Daily Herald opinion: Reducing doubts about recycling: Effort in Lake County provides some direction for dealing with disruptive complications
In the halcyon early days of widespread community recycling programs, residents often were encouraged to toss nearly anything made of paper, cardboard or plastic into the bin and watch their weekly trash output steadily decline.
It was a wonderful, hopeful time, attracting near universal public support and suggesting important advances in the battle for controlling our garbage and protecting the environment.
But over the years, reality has dimmed some of those initial expectations. Now, even many glass products, cans and plastic foam and cardboard food containers specifically marked for recycling have been declared too contaminated to recycle effectively, leaving consumers facing a bewildering and growing array of rules about what to recycle and how to prepare it.
The new recycling mantra? When in doubt, throw it out.
Enter orange bags.
As our Mick Zawislak reported last week, Solid Waste Agency of Lake County has embarked on a new partnership with Lakeshore Recycling Systems and Lake Forest-based Reynolds Consumer Products to help assure that recyclable materials aren’t dismissed simply because they present complications for the system.
The program will help keep chip bags, egg cartons, takeout containers, plastic utensils and even plastic bags, bubble wrap and more out of landfills.
Its signature feature is an orange bag sold under the Hefty Renew brand, a product of Reynolds Consumer Products.
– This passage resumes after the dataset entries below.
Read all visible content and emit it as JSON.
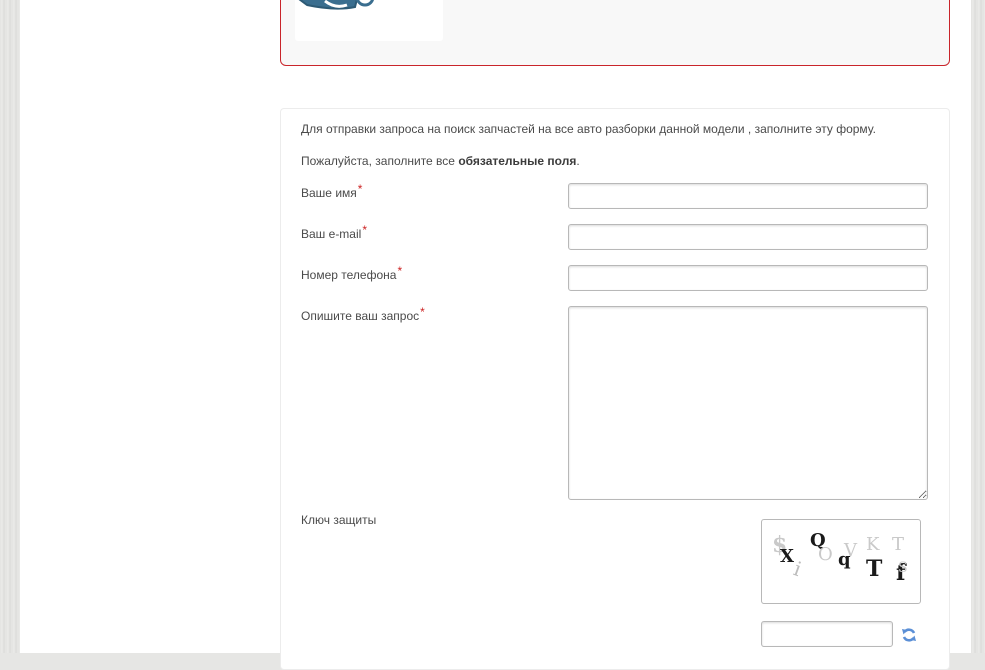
{
  "logo": {
    "icon": "car-logo-icon",
    "color": "#3a6e8f"
  },
  "form": {
    "intro": "Для отправки запроса на поиск запчастей на все авто разборки данной модели , заполните эту форму.",
    "required_prefix": "Пожалуйста, заполните все ",
    "required_bold": "обязательные поля",
    "required_suffix": ".",
    "required_mark": "*",
    "fields": [
      {
        "label": "Ваше имя",
        "value": ""
      },
      {
        "label": "Ваш e-mail",
        "value": ""
      },
      {
        "label": "Номер телефона",
        "value": ""
      },
      {
        "label": "Опишите ваш запрос",
        "value": ""
      }
    ],
    "captcha": {
      "label": "Ключ защиты",
      "icon": "captcha-image",
      "value": "",
      "refresh_icon": "refresh-icon"
    }
  },
  "colors": {
    "accent_red": "#c9252b",
    "required_red": "#cc2222",
    "refresh_blue": "#5b8fd6"
  }
}
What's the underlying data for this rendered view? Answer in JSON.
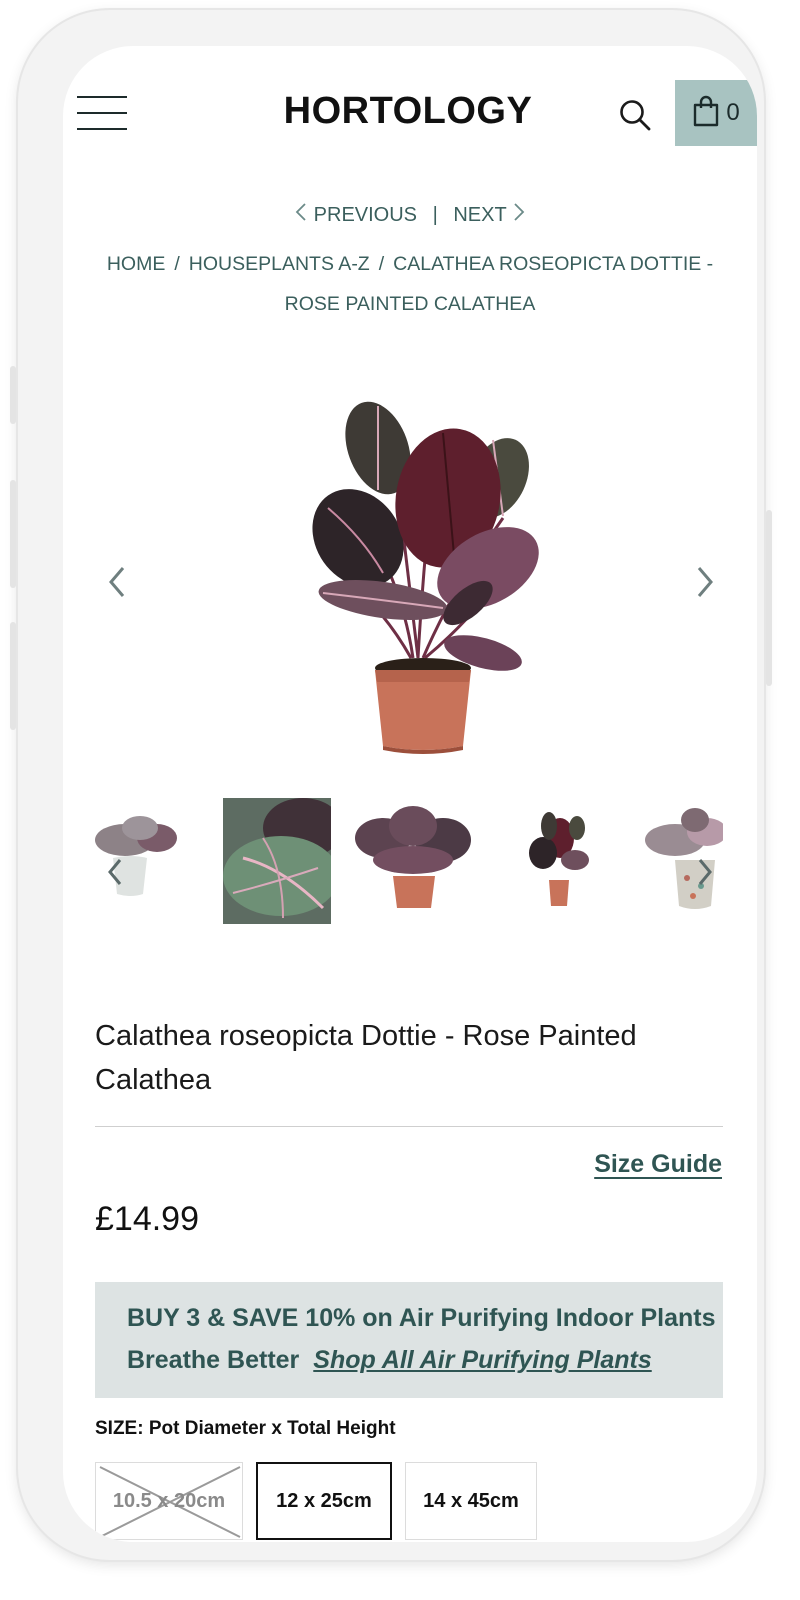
{
  "header": {
    "logo": "HORTOLOGY",
    "cart_count": "0",
    "cart_color": "#a8c3c1"
  },
  "pager": {
    "previous": "PREVIOUS",
    "separator": "|",
    "next": "NEXT"
  },
  "breadcrumb": {
    "items": [
      "HOME",
      "HOUSEPLANTS A-Z",
      "CALATHEA ROSEOPICTA DOTTIE - ROSE PAINTED CALATHEA"
    ],
    "separator": "/"
  },
  "product": {
    "title": "Calathea roseopicta Dottie - Rose Painted Calathea",
    "size_guide": "Size Guide",
    "price": "£14.99"
  },
  "promo": {
    "line1": "BUY 3 & SAVE 10% on Air Purifying Indoor Plants",
    "line2": "Breathe Better",
    "link": "Shop All Air Purifying Plants",
    "background": "#dde3e3",
    "text_color": "#2f5553"
  },
  "sizes": {
    "label": "SIZE: Pot Diameter x Total Height",
    "options": [
      {
        "label": "10.5 x 20cm",
        "state": "unavailable"
      },
      {
        "label": "12 x 25cm",
        "state": "selected"
      },
      {
        "label": "14 x 45cm",
        "state": "available"
      }
    ]
  },
  "icons": {
    "menu": "hamburger-menu-icon",
    "search": "search-icon",
    "cart": "shopping-bag-icon",
    "gallery_prev": "chevron-left-icon",
    "gallery_next": "chevron-right-icon"
  }
}
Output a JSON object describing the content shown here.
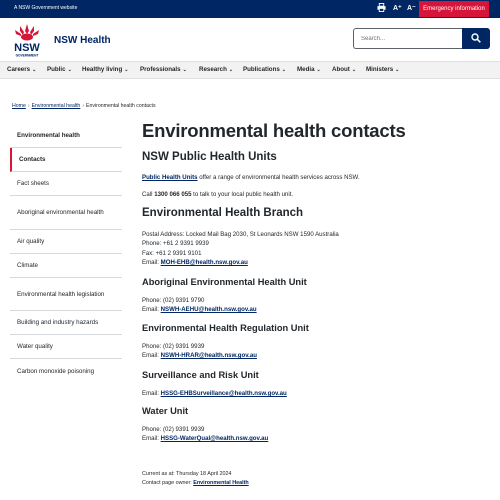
{
  "topbar": {
    "gov_label": "A NSW Government website",
    "font_up": "A⁺",
    "font_down": "A⁻",
    "emergency": "Emergency information",
    "icons": [
      "print-icon"
    ]
  },
  "header": {
    "logo_text": "NSW",
    "logo_subtext": "GOVERNMENT",
    "site_title": "NSW Health",
    "search_placeholder": "Search...",
    "icons": [
      "search-icon"
    ]
  },
  "nav": {
    "items": [
      {
        "label": "Careers"
      },
      {
        "label": "Public"
      },
      {
        "label": "Healthy living"
      },
      {
        "label": "Professionals"
      },
      {
        "label": "Research"
      },
      {
        "label": "Publications"
      },
      {
        "label": "Media"
      },
      {
        "label": "About"
      },
      {
        "label": "Ministers"
      }
    ]
  },
  "breadcrumb": {
    "home": "Home",
    "parent": "Environmental health",
    "current": "Environmental health contacts"
  },
  "sidebar": {
    "items": [
      {
        "label": "Environmental health"
      },
      {
        "label": "Contacts"
      },
      {
        "label": "Fact sheets"
      },
      {
        "label": "Aboriginal environmental health"
      },
      {
        "label": "Air quality"
      },
      {
        "label": "Climate"
      },
      {
        "label": "Environmental health legislation"
      },
      {
        "label": "Building and industry hazards"
      },
      {
        "label": "Water quality"
      },
      {
        "label": "Carbon monoxide poisoning"
      }
    ]
  },
  "main": {
    "title": "Environmental health contacts",
    "sections": {
      "public_health": {
        "heading": "NSW Public Health Units",
        "link": "Public Health Units",
        "line1_rest": " offer a range of environmental health services across NSW.",
        "line2_pre": "Call ",
        "phone": "1300 066 055",
        "line2_post": " to talk to your local public health unit."
      },
      "branch": {
        "heading": "Environmental Health Branch",
        "address": "Postal Address: Locked Mail Bag 2030, St Leonards NSW 1590 Australia",
        "phone": "Phone: +61 2 9391 9939",
        "fax": "Fax: +61 2 9391 9101",
        "email_label": "Email: ",
        "email": "MOH-EHB@health.nsw.gov.au"
      },
      "aboriginal": {
        "heading": "Aboriginal Environmental Health Unit",
        "phone": "Phone: (02) 9391 9790",
        "email_label": "Email: ",
        "email": "NSWH-AEHU@health.nsw.gov.au"
      },
      "regulation": {
        "heading": "Environmental Health Regulation Unit",
        "phone": "Phone: (02) 9391 9939",
        "email_label": "Email: ",
        "email": "NSWH-HRAR@health.nsw.gov.au"
      },
      "surveillance": {
        "heading": "Surveillance and Risk Unit",
        "email_label": "Email: ",
        "email": "HSSG-EHBSurveillance@health.nsw.gov.au"
      },
      "water": {
        "heading": "Water Unit",
        "phone": "Phone: (02) 9391 9939",
        "email_label": "Email: ",
        "email": "HSSG-WaterQual@health.nsw.gov.au"
      }
    }
  },
  "footer_meta": {
    "current_as_at": "Current as at: Thursday 18 April 2024",
    "owner_label": "Contact page owner: ",
    "owner_link": "Environmental Health"
  },
  "colors": {
    "navy": "#002664",
    "red": "#d7153a",
    "nav_bg": "#f2f2f2",
    "text": "#22272b"
  }
}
Users place those “when in doubt” materials into the bag, on which are printed the acceptable items, then tie it off and drop it in their bin alongside the rest of their loose recyclables. SWALCO says the orange bag helps keep the questionable items separate from the others, enabling handlers to manage them more effectively.
It’s an intriguing innovation, but not without its own drawbacks. Chief among them is that recycling businesses have to be set up specially to handle the orange bags, so currently only about 14 municipalities that have contracts with Lakeshore Recycling Systems are eligible.
But that’s a start. And, the long-term potential can revive some of the excitement that marked recycling’s earliest days. Reynolds says that more than 2,800 tons of hard-to-recycle materials have been diverted from landfills in six states since it began operating the program in 2018. Walter Willis, SWALCO’s executive director, told Zawislak the program could help divert 750,000 tons of waste a year from the nation’s landfills.
It’s encouraging to see an organization like SWALCO working with locally based companies to assertively deal with complications that hold back recycling programs from the success they could have, that indeed we need them to have. Hopefully, these agencies and others like them throughout the suburbs will join in to help build on their example.